Gli scavi, che mi sono stati affidati dal Soprintendente prof. Vincenzo
Tusa, hanno accertato una sequenza di strati che vanno dal XII secolo
fino, all’Epipaleolitico con due sepolture mesolitiche. Ho chiuso lo
scavo raggiunto il deposito a vertebrati fossili del Pleistocene rinvenendo
alla profondità di m 6 mezzo molare di Elephas mnaidriensis.
F°249 II N.O., Torretta; UTM: UC51502360, Quota: m 90, Sviluppo 100.
MANNINO G. 1959, 1961, 1962, 1975, 1976, 1976 1997; DI STEFANO C.A., MANNINO G., 1983.
Contrada Pietrazzi, Grotta dei Pietrazzi. Pa. n. 182.

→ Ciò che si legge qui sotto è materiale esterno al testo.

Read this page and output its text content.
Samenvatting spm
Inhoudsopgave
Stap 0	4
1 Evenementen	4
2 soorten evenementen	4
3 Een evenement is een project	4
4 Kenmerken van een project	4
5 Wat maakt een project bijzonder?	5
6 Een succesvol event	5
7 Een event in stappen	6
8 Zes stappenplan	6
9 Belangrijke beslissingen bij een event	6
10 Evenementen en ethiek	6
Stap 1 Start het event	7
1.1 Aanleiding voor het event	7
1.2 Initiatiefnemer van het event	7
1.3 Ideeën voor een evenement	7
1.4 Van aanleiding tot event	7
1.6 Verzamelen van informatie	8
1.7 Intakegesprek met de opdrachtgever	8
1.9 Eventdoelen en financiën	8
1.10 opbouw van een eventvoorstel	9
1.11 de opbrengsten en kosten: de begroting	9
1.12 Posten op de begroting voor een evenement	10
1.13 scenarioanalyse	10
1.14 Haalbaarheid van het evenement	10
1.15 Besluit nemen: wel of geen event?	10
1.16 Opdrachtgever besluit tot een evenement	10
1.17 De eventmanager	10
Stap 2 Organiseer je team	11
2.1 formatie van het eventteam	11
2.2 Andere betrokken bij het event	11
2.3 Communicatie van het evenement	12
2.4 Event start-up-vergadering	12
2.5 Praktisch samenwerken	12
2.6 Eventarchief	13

La cavità è ubicata a monte della Grotta della Molara e secondo il
progetto da me presentato alla Soprintendenza ai Monumenti
dovrebbe rientrare nel Parco Speleoarcheologico della Molara con la
Grotta degli Spiriti (Pa. n. 181). Segnalo fra il pietrame alla base del
pozzo ossa fossili di Elephas falconeri ed Iena crocuta (Museo
Geologico “G.G. Gemmellaro”).
F°249 II N.O., Torretta; UTM: UC51222356, Quota: m 170, Sviluppo m 170,-37; MANNINO G., 2004.